The Tsarnaev brothers were legal immigrants of Chechen background and had been in the United States for nearly a decade.

"There are many questions I want answered, such as how and when the suspects became radicalized, details of the FBI's initial investigation into Tamerlan Tsarnaev's activities, the nature of the terrorist threat in southern Russia, and more information on our counterterrorism cooperation with Moscow," Senate Intelligence Committee Member Mark Udall, D-Colo., said in a statement. 

Tamerlan Tsarnaev's name was included in a federal government travel-screening database in 2011 after the FBI investigated the man at Russia's request, two law enforcement officials briefed on the investigation told The Associated Press on Monday.

Tamerlan Tsarnaev's name was entered into the Treasury Enforcement Communications System, or TECS, as a routine procedure when the FBI looked into whether Tsarnaev was involved in terrorist activity, the law enforcement officials said, speaking on condition of anonymity because the investigation was ongoing. TECS is the system used by U.S. officials at the nation's borders to help screen people arriving in the U.S.

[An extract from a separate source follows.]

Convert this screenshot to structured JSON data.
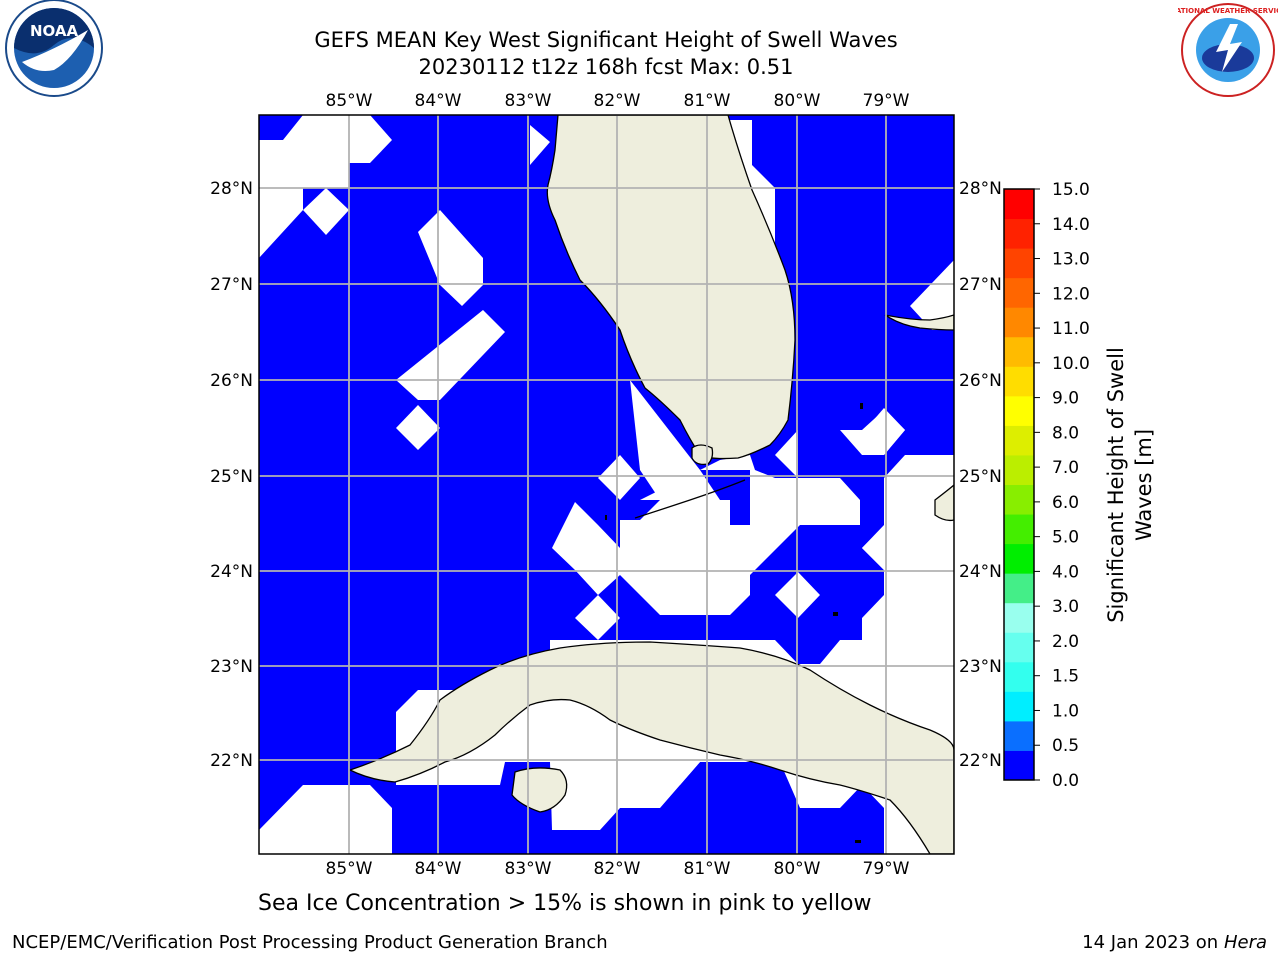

According to one of the officials, an airline misspelled Tsarnaev's name when it submitted the list of passengers on Tsarnaev's flight to Russia in January 2012. Airlines are required to provide the U.S. government with a list of passengers on international flights so the U.S. can check their names through government databases, including the terrorist watch list.

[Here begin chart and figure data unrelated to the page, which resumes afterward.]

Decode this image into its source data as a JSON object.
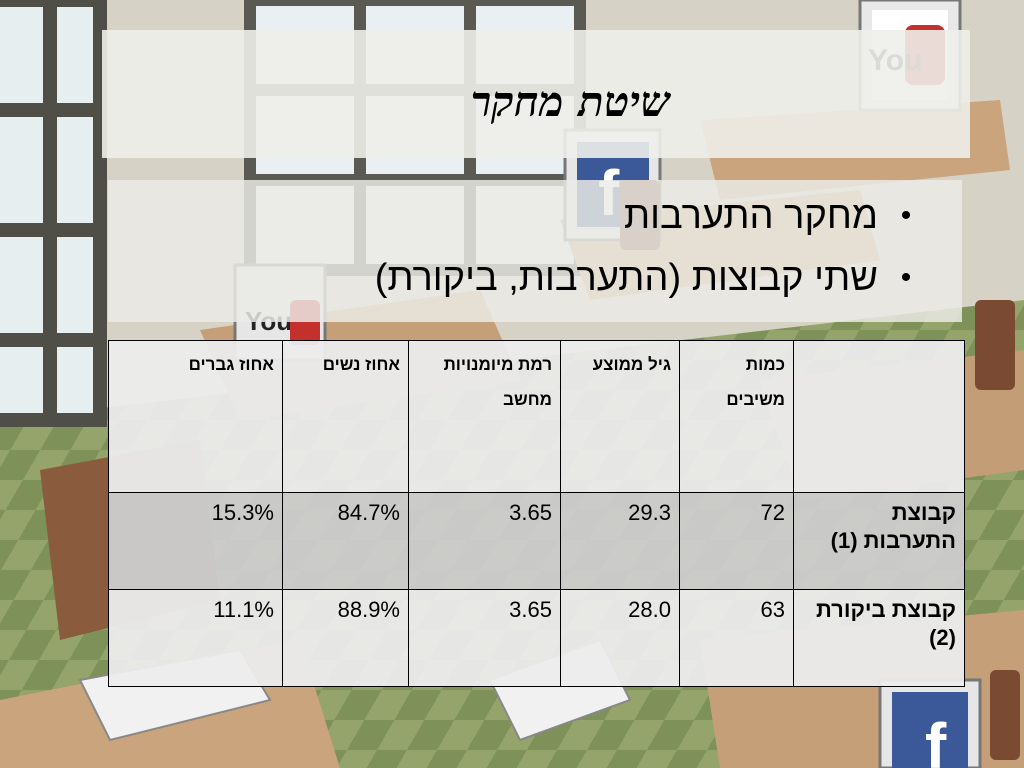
{
  "slide": {
    "title": "שיטת מחקר",
    "bullets": [
      {
        "marker": "•",
        "text": "מחקר התערבות"
      },
      {
        "marker": "•",
        "text": "שתי קבוצות (התערבות, ביקורת)"
      }
    ]
  },
  "table": {
    "headers": [
      "",
      "כמות משיבים",
      "גיל ממוצע",
      "רמת מיומנויות מחשב",
      "אחוז נשים",
      "אחוז גברים"
    ],
    "rows": [
      {
        "label": "קבוצת התערבות (1)",
        "respondents": "72",
        "avg_age": "29.3",
        "computer_skill": "3.65",
        "women_pct": "84.7%",
        "men_pct": "15.3%"
      },
      {
        "label": "קבוצת ביקורת (2)",
        "respondents": "63",
        "avg_age": "28.0",
        "computer_skill": "3.65",
        "women_pct": "88.9%",
        "men_pct": "11.1%"
      }
    ]
  },
  "background": {
    "logos": [
      "YouTube",
      "f",
      "f",
      "YouTube",
      "f"
    ],
    "colors": {
      "wall": "#d8d5c8",
      "floor": "#7a8f4a",
      "desk": "#c9a27a",
      "window_frame": "#5a5a52",
      "facebook_blue": "#3b5998",
      "youtube_red": "#c4302b"
    }
  }
}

But because Tsarnaev's name was misspelled, it was not matched with the 2011 entry in the TECS system, the official told the AP. However, the official said, even if his name had been spelled correctly and U.S. officials recognized that Tsarnaev, the subject of a 2011 FBI inquiry, was on the flight, he would have faced no additional scrutiny because the FBI had by that time found no information connecting Tsarnaev to terrorism.

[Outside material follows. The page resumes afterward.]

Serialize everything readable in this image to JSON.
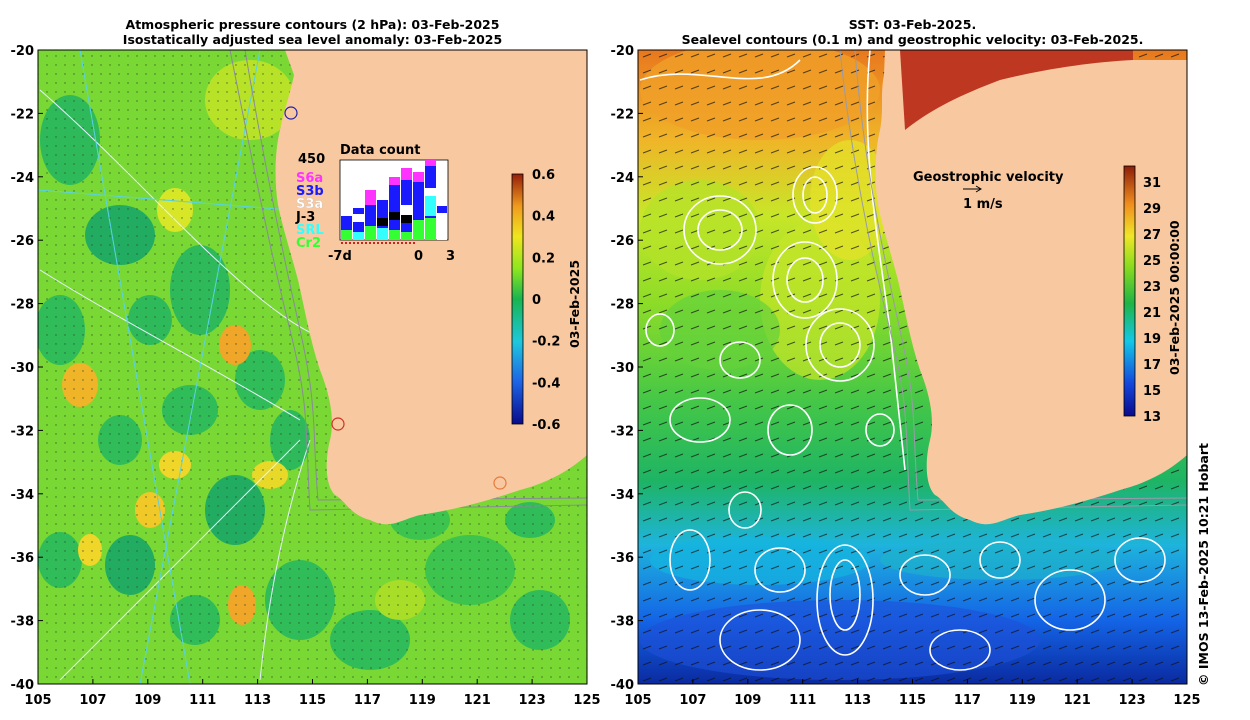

Homeland Security Secretary Janet Napolitano confirmed the misspelling to the Senate Judiciary Committee Tuesday saying, "There was a mismatch there."

However, she added, the U.S. did know he left the country due to redundancies in the system. "The system did ping when he left the country," she said but pointed out that the FBI's investigation into Tsarnaev was over by the time he returned.

In 2011, Russia asked the FBI to look into Tsarnaev. The FBI was told Tsarnaev had changed drastically since 2010 as he prepared to leave the U.S. to join unspecified underground groups. The FBI interviewed Tsarnaev and his relatives and didn't find any terrorism activity.

The FBI did not find any derogatory information on Tsarnaev and a criminal case was not opened. The FBI shared its results with Russia in the summer of 2011. The FBI asked Russia for more information on Tsarnaev but never received any.

Sen. Lindsey Graham, R-S.C., who is not on the intelligence committee and won't be in the briefing, said Monday, "I think all of us are wondering, if the Russians told us about this guy being a radical Islamist in 2011, how could we have missed it."

"Here's the question we all should be asking: Let's assume for a moment the FBI made a diligent effort to make an investigation based on the Russian information and, quite frankly, from what they told me that withstand scrutiny and I assume it will, they did. But, how could we, from 2012 until the attack, miss all of the radical statements and activity this guy engaged in, the older brother, on the Internet and the YouTube videos?"